Despite the requests of feminists, there is currently no bill in Colombia that proposes prohibiting the practice and persecuting it until it is eradicated. The only advances of the movement have been to add the procedure as an aggravating circumstance in the crime of femicide and some sentences in which judges condemn it as domestic violence.
The question asked by Leandra Becerra, the organization’s consultant Equality Now, is whether it is the criminal route that the local activists themselves seek. “These processes have to be led by them. We should not have a bias or recrimination against indigenous peoples as if they were the only ones who have patriarchal practices. There are many racist discourses around this topic,” she explains. For Becerra, the key is in the motto of “nothing about communities without communities”: “It is their proposals that have to be carried out. Colombia should be committed to eradicating it for the 2030 agenda″, she says. To do this, the expert points out, it is necessary to generate more reliable data and finance leaders like Cortés who go door to door.

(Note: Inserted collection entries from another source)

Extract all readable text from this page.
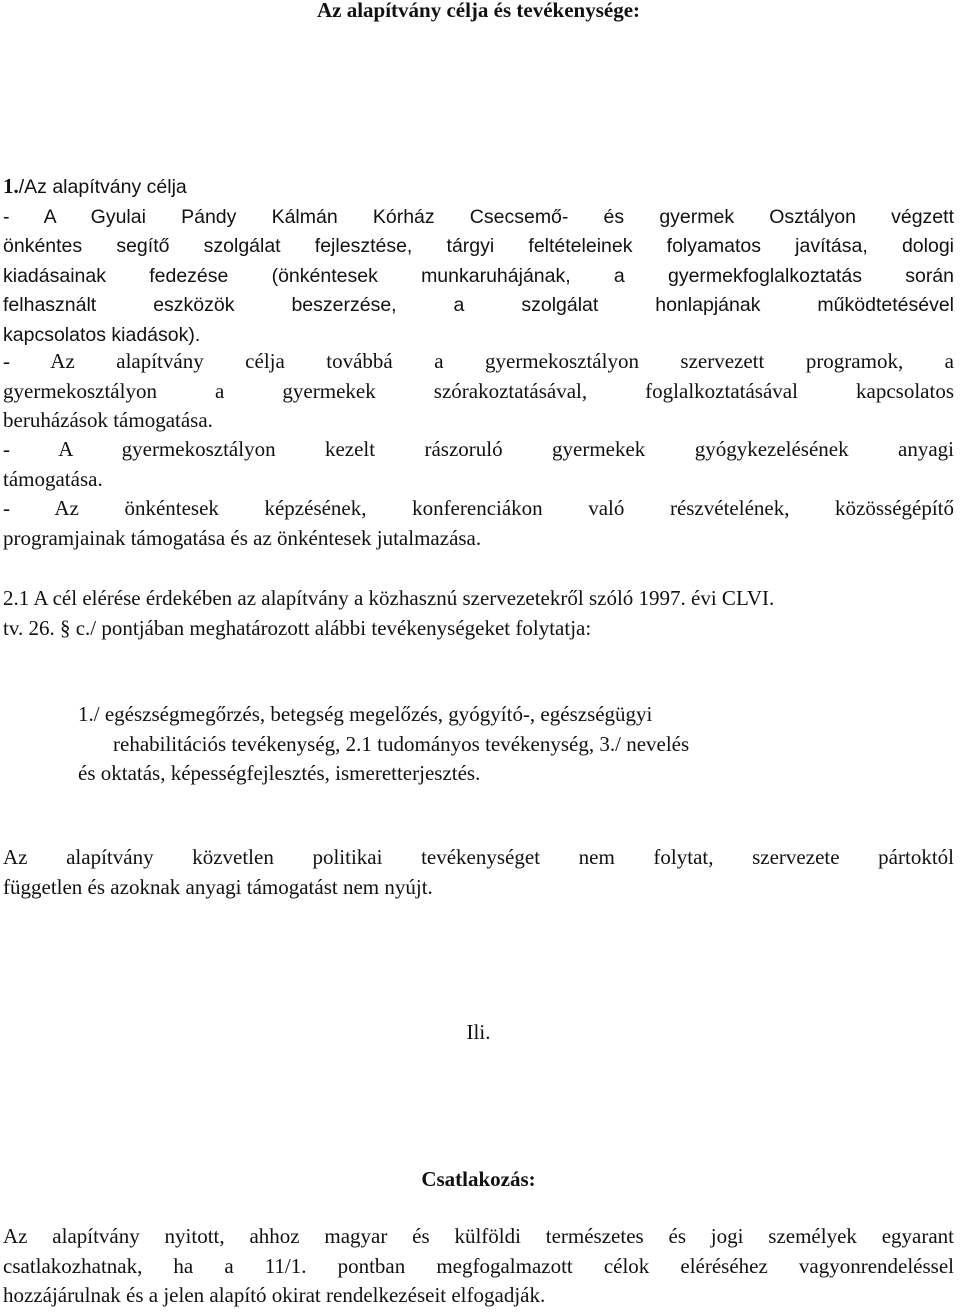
Az alapítvány célja és tevékenysége:
1./Az alapítvány célja
- A Gyulai Pándy Kálmán Kórház Csecsemő- és gyermek Osztályon végzett
önkéntes segítő szolgálat fejlesztése, tárgyi feltételeinek folyamatos javítása, dologi
kiadásainak fedezése (önkéntesek munkaruhájának, a gyermekfoglalkoztatás során
felhasznált eszközök beszerzése, a szolgálat honlapjának működtetésével
kapcsolatos kiadások).
- Az alapítvány célja továbbá a gyermekosztályon szervezett programok, a
gyermekosztályon a gyermekek szórakoztatásával, foglalkoztatásával kapcsolatos
beruházások támogatása.
- A gyermekosztályon kezelt rászoruló gyermekek gyógykezelésének anyagi
támogatása.
- Az önkéntesek képzésének, konferenciákon való részvételének, közösségépítő
programjainak támogatása és az önkéntesek jutalmazása.
2.1 A cél elérése érdekében az alapítvány a közhasznú szervezetekről szóló 1997. évi CLVI.
tv. 26. § c./ pontjában meghatározott alábbi tevékenységeket folytatja:
1./ egészségmegőrzés, betegség megelőzés, gyógyító-, egészségügyi
rehabilitációs tevékenység, 2.1 tudományos tevékenység, 3./ nevelés
és oktatás, képességfejlesztés, ismeretterjesztés.
Az alapítvány közvetlen politikai tevékenységet nem folytat, szervezete pártoktól
független és azoknak anyagi támogatást nem nyújt.
Ili.
Csatlakozás:
Az alapítvány nyitott, ahhoz magyar és külföldi természetes és jogi személyek egyarant
csatlakozhatnak, ha a 11/1. pontban megfogalmazott célok eléréséhez vagyonrendeléssel
hozzájárulnak és a jelen alapító okirat rendelkezéseit elfogadják.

Cortés, for his part, regrets the “signaling” to the communities from outside. “The institutions have to understand that indigenous peoples are discriminated against for being indigenous, for not speaking the language well, for customs… Within this nation there is another different world. And racism leads to many women not attending the national health system or getting informed. “We need the State to reach the territories, not just to criticize them.”